Quantitative investment strategies based on 'momentum' now dominate investment markets – but that's actually good news if you are a fundamental investor, says Avoca Investment Management.
Speaking in Sydney, Avoca Investment Management's managing director, John Campbell, said the heightened "cross sectional volatility" among Australian stocks is down to the dominance of quantitative ('quant') investment strategies.
"When I first started out in investment markets, most of the big investors in Australia – such as AMP and National Mutual – were fundamental investors," Mr Campbell said.
"They looked at stocks and tried to work out what the growth potential was. Then, they applied an appropriate multiple and decided whether they would buy it or sell it."
Today, that style of investment is "completely out of the window", he said – with fundamental managers like Avoca "few and far between".
As a result of the dominant quant approach to investing, some of the "meteorically priced" defensive growth stocks on the ASX200 were de-rated during the recent reporting season, Mr Campbell said.
"You can survive on momentum for so long, but eventually every asset in the world has to come back to its fundamental value," he said.
Secondly, momentum-based investment strategies have created cross-sectional volatility in the Australian stock market, Mr Campbell said.
"With momentum being a very dominant style, as long as a stock keeps delivering, quants keeps buying. But the minute a stock stops delivering – and it might only be for one reporting period – the quant signal is sell, exit, get out," he said.
"Because quant is a very dominant money management style, that also leads to very heightened volatility across stocks," he added.
That volatility, however, creates opportunities for the likes of Avoca, Mr Campbell said.

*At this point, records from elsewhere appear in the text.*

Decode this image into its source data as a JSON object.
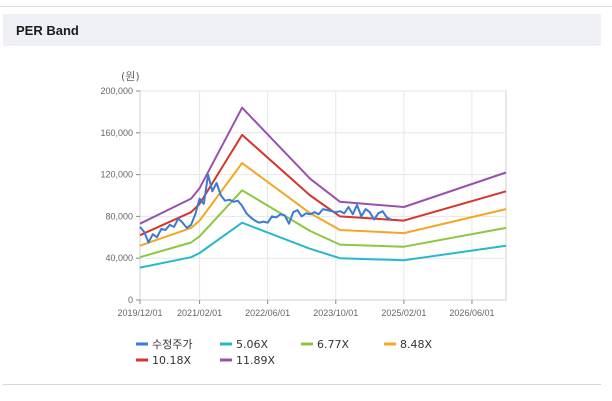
{
  "panel": {
    "title": "PER Band"
  },
  "chart_data": {
    "type": "line",
    "unit_label": "(원)",
    "y_ticks": [
      "0",
      "40,000",
      "80,000",
      "120,000",
      "160,000",
      "200,000"
    ],
    "ylim": [
      0,
      200000
    ],
    "x_ticks": [
      "2019/12/01",
      "2021/02/01",
      "2022/06/01",
      "2023/10/01",
      "2025/02/01",
      "2026/06/01"
    ],
    "x_tick_pos": [
      0,
      14,
      30,
      46,
      62,
      78
    ],
    "xlim": [
      0,
      86
    ],
    "grid": true,
    "legend": "bottom",
    "series": [
      {
        "name": "수정주가",
        "color": "#3a7ad6",
        "width": 2,
        "points": [
          [
            0,
            70000
          ],
          [
            1,
            65000
          ],
          [
            2,
            55000
          ],
          [
            3,
            63000
          ],
          [
            4,
            60000
          ],
          [
            5,
            68000
          ],
          [
            6,
            67000
          ],
          [
            7,
            72000
          ],
          [
            8,
            70000
          ],
          [
            9,
            78000
          ],
          [
            10,
            74000
          ],
          [
            11,
            69000
          ],
          [
            12,
            72000
          ],
          [
            13,
            82000
          ],
          [
            14,
            97000
          ],
          [
            15,
            92000
          ],
          [
            16,
            120000
          ],
          [
            17,
            104000
          ],
          [
            18,
            112000
          ],
          [
            19,
            100000
          ],
          [
            20,
            95000
          ],
          [
            21,
            96000
          ],
          [
            22,
            94000
          ],
          [
            23,
            95000
          ],
          [
            24,
            90000
          ],
          [
            25,
            83000
          ],
          [
            26,
            79000
          ],
          [
            27,
            76000
          ],
          [
            28,
            74000
          ],
          [
            29,
            75000
          ],
          [
            30,
            74000
          ],
          [
            31,
            80000
          ],
          [
            32,
            79000
          ],
          [
            33,
            82000
          ],
          [
            34,
            81000
          ],
          [
            35,
            73000
          ],
          [
            36,
            84000
          ],
          [
            37,
            86000
          ],
          [
            38,
            80000
          ],
          [
            39,
            83000
          ],
          [
            40,
            82000
          ],
          [
            41,
            84000
          ],
          [
            42,
            82000
          ],
          [
            43,
            87000
          ],
          [
            44,
            86000
          ],
          [
            45,
            85000
          ],
          [
            46,
            84000
          ],
          [
            47,
            85000
          ],
          [
            48,
            83000
          ],
          [
            49,
            89000
          ],
          [
            50,
            82000
          ],
          [
            51,
            91000
          ],
          [
            52,
            80000
          ],
          [
            53,
            87000
          ],
          [
            54,
            84000
          ],
          [
            55,
            77000
          ],
          [
            56,
            83000
          ],
          [
            57,
            85000
          ],
          [
            58,
            79000
          ],
          [
            59,
            77000
          ]
        ]
      },
      {
        "name": "5.06X",
        "color": "#29b7ce",
        "width": 2,
        "points": [
          [
            0,
            31000
          ],
          [
            12,
            41000
          ],
          [
            14,
            45000
          ],
          [
            24,
            74000
          ],
          [
            40,
            49000
          ],
          [
            47,
            40000
          ],
          [
            62,
            38000
          ],
          [
            86,
            52000
          ]
        ]
      },
      {
        "name": "6.77X",
        "color": "#8dc63f",
        "width": 2,
        "points": [
          [
            0,
            41000
          ],
          [
            12,
            55000
          ],
          [
            14,
            61000
          ],
          [
            24,
            105000
          ],
          [
            40,
            66000
          ],
          [
            47,
            53000
          ],
          [
            62,
            51000
          ],
          [
            86,
            69000
          ]
        ]
      },
      {
        "name": "8.48X",
        "color": "#f5a623",
        "width": 2,
        "points": [
          [
            0,
            52000
          ],
          [
            12,
            69000
          ],
          [
            14,
            76000
          ],
          [
            24,
            131000
          ],
          [
            40,
            83000
          ],
          [
            47,
            67000
          ],
          [
            62,
            64000
          ],
          [
            86,
            87000
          ]
        ]
      },
      {
        "name": "10.18X",
        "color": "#d9342b",
        "width": 2,
        "points": [
          [
            0,
            62000
          ],
          [
            12,
            84000
          ],
          [
            14,
            92000
          ],
          [
            24,
            158000
          ],
          [
            40,
            100000
          ],
          [
            47,
            80000
          ],
          [
            62,
            76000
          ],
          [
            86,
            104000
          ]
        ]
      },
      {
        "name": "11.89X",
        "color": "#9b50b0",
        "width": 2,
        "points": [
          [
            0,
            73000
          ],
          [
            12,
            97000
          ],
          [
            14,
            107000
          ],
          [
            24,
            184000
          ],
          [
            40,
            116000
          ],
          [
            47,
            94000
          ],
          [
            62,
            89000
          ],
          [
            86,
            122000
          ]
        ]
      }
    ]
  }
}
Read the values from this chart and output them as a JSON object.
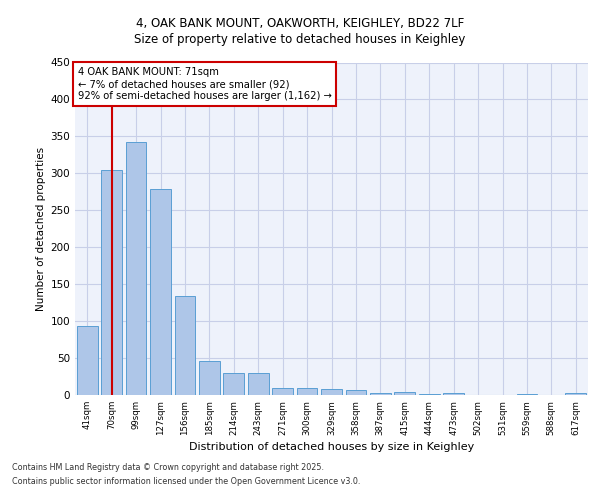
{
  "title1": "4, OAK BANK MOUNT, OAKWORTH, KEIGHLEY, BD22 7LF",
  "title2": "Size of property relative to detached houses in Keighley",
  "xlabel": "Distribution of detached houses by size in Keighley",
  "ylabel": "Number of detached properties",
  "categories": [
    "41sqm",
    "70sqm",
    "99sqm",
    "127sqm",
    "156sqm",
    "185sqm",
    "214sqm",
    "243sqm",
    "271sqm",
    "300sqm",
    "329sqm",
    "358sqm",
    "387sqm",
    "415sqm",
    "444sqm",
    "473sqm",
    "502sqm",
    "531sqm",
    "559sqm",
    "588sqm",
    "617sqm"
  ],
  "values": [
    94,
    305,
    342,
    279,
    134,
    46,
    30,
    30,
    10,
    10,
    8,
    7,
    3,
    4,
    1,
    3,
    0,
    0,
    2,
    0,
    3
  ],
  "bar_color": "#aec6e8",
  "bar_edge_color": "#5a9fd4",
  "background_color": "#eef2fb",
  "grid_color": "#c8cfe8",
  "vline_x": 1.0,
  "vline_color": "#cc0000",
  "annotation_text": "4 OAK BANK MOUNT: 71sqm\n← 7% of detached houses are smaller (92)\n92% of semi-detached houses are larger (1,162) →",
  "annotation_box_color": "#ffffff",
  "annotation_box_edge": "#cc0000",
  "footer1": "Contains HM Land Registry data © Crown copyright and database right 2025.",
  "footer2": "Contains public sector information licensed under the Open Government Licence v3.0.",
  "ylim": [
    0,
    450
  ],
  "yticks": [
    0,
    50,
    100,
    150,
    200,
    250,
    300,
    350,
    400,
    450
  ]
}
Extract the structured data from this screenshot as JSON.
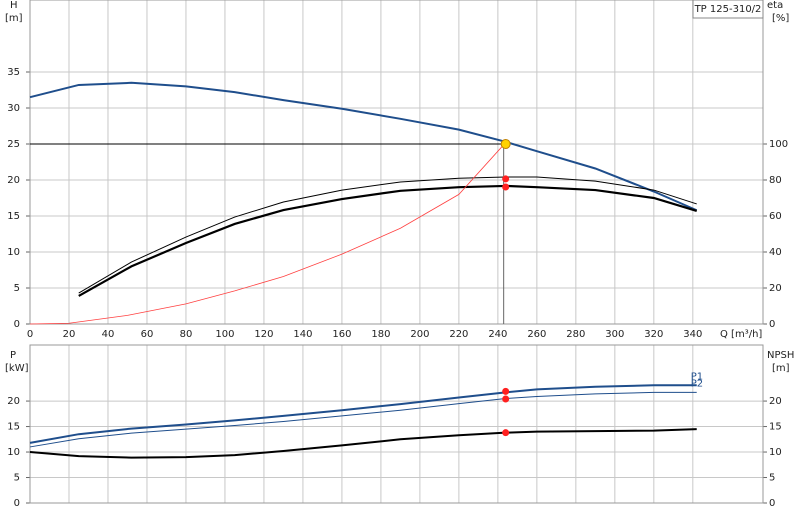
{
  "chart_data": [
    {
      "type": "line",
      "title": "TP 125-310/2",
      "x_label": "Q [m³/h]",
      "y_label": "H",
      "y_unit": "[m]",
      "y2_label": "eta",
      "y2_unit": "[%]",
      "xlim": [
        0,
        376
      ],
      "xticks": [
        0,
        20,
        40,
        60,
        80,
        100,
        120,
        140,
        160,
        180,
        200,
        220,
        240,
        260,
        280,
        300,
        320,
        340
      ],
      "ylim": [
        0,
        45
      ],
      "yticks": [
        0,
        5,
        10,
        15,
        20,
        25,
        30,
        35
      ],
      "y2lim": [
        0,
        180
      ],
      "y2ticks": [
        0,
        20,
        40,
        60,
        80,
        100
      ],
      "grid": true,
      "series": [
        {
          "color": "#1f4e8c",
          "width": 2,
          "x": [
            0,
            25,
            52,
            80,
            105,
            130,
            160,
            190,
            220,
            244,
            260,
            290,
            320,
            342
          ],
          "values": [
            31.5,
            33.2,
            33.5,
            33,
            32.2,
            31.1,
            29.9,
            28.5,
            27,
            25.3,
            24,
            21.6,
            18.4,
            15.8
          ]
        },
        {
          "color": "#000000",
          "width": 2.2,
          "axis": "y2",
          "x": [
            25,
            52,
            80,
            105,
            130,
            160,
            190,
            220,
            244,
            260,
            290,
            320,
            342
          ],
          "values": [
            15.6,
            32,
            45,
            55.6,
            63.3,
            69.4,
            74,
            76,
            76.7,
            76,
            74.4,
            70,
            62.8
          ]
        },
        {
          "color": "#000000",
          "width": 1,
          "axis": "y2",
          "x": [
            25,
            52,
            80,
            105,
            130,
            160,
            190,
            220,
            244,
            260,
            290,
            320,
            342
          ],
          "values": [
            17.2,
            34.4,
            48.3,
            59.4,
            67.8,
            74.4,
            78.9,
            81,
            81.7,
            81.7,
            79.4,
            74.4,
            66.7
          ]
        },
        {
          "color": "#ff4040",
          "width": 0.8,
          "x": [
            0,
            20,
            50,
            80,
            105,
            130,
            160,
            190,
            220,
            244
          ],
          "values": [
            0,
            0.1,
            1.2,
            2.8,
            4.6,
            6.6,
            9.7,
            13.3,
            18,
            25.2
          ]
        }
      ],
      "duty_point": {
        "x": 244,
        "y": 25,
        "color": "#ffd200"
      },
      "marker_points": [
        {
          "x": 244,
          "y": 80.6,
          "axis": "y2",
          "color": "#ff2020"
        },
        {
          "x": 244,
          "y": 76.1,
          "axis": "y2",
          "color": "#ff2020"
        }
      ]
    },
    {
      "type": "line",
      "y_label": "P",
      "y_unit": "[kW]",
      "y2_label": "NPSH",
      "y2_unit": "[m]",
      "xlim": [
        0,
        376
      ],
      "ylim": [
        0,
        31
      ],
      "yticks": [
        0,
        5,
        10,
        15,
        20
      ],
      "y2lim": [
        0,
        31
      ],
      "y2ticks": [
        0,
        5,
        10,
        15,
        20
      ],
      "grid": true,
      "series": [
        {
          "name": "P1",
          "color": "#1f4e8c",
          "width": 2,
          "x": [
            0,
            25,
            52,
            80,
            105,
            130,
            160,
            190,
            220,
            244,
            260,
            290,
            320,
            342
          ],
          "values": [
            11.8,
            13.5,
            14.6,
            15.4,
            16.2,
            17.1,
            18.2,
            19.4,
            20.7,
            21.7,
            22.3,
            22.8,
            23.1,
            23.1
          ]
        },
        {
          "name": "P2",
          "color": "#1f4e8c",
          "width": 1,
          "x": [
            0,
            25,
            52,
            80,
            105,
            130,
            160,
            190,
            220,
            244,
            260,
            290,
            320,
            342
          ],
          "values": [
            11,
            12.6,
            13.7,
            14.5,
            15.2,
            16,
            17.1,
            18.2,
            19.5,
            20.5,
            20.9,
            21.4,
            21.7,
            21.7
          ]
        },
        {
          "color": "#000000",
          "width": 2,
          "axis": "y2",
          "x": [
            0,
            25,
            52,
            80,
            105,
            130,
            160,
            190,
            220,
            244,
            260,
            290,
            320,
            342
          ],
          "values": [
            10,
            9.2,
            8.9,
            9,
            9.4,
            10.2,
            11.3,
            12.5,
            13.3,
            13.8,
            14,
            14.1,
            14.2,
            14.5
          ]
        }
      ],
      "marker_points": [
        {
          "x": 244,
          "y": 21.9,
          "color": "#ff2020"
        },
        {
          "x": 244,
          "y": 20.4,
          "color": "#ff2020"
        },
        {
          "x": 244,
          "y": 13.8,
          "axis": "y2",
          "color": "#ff2020"
        }
      ]
    }
  ]
}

"Quality names being thrown out at bargain basement prices is great news for us, as is 'okay' names that are being bid up to insane prices," he said.
Nevertheless, while quant is the dominant investment style today, this cannot last forever.
"If the whole world goes quant momentum, it doesn’t work. I think it ultimately has to lead to a resurgence of old-fashioned fundamental investors, of which we are one," Mr Campbell said.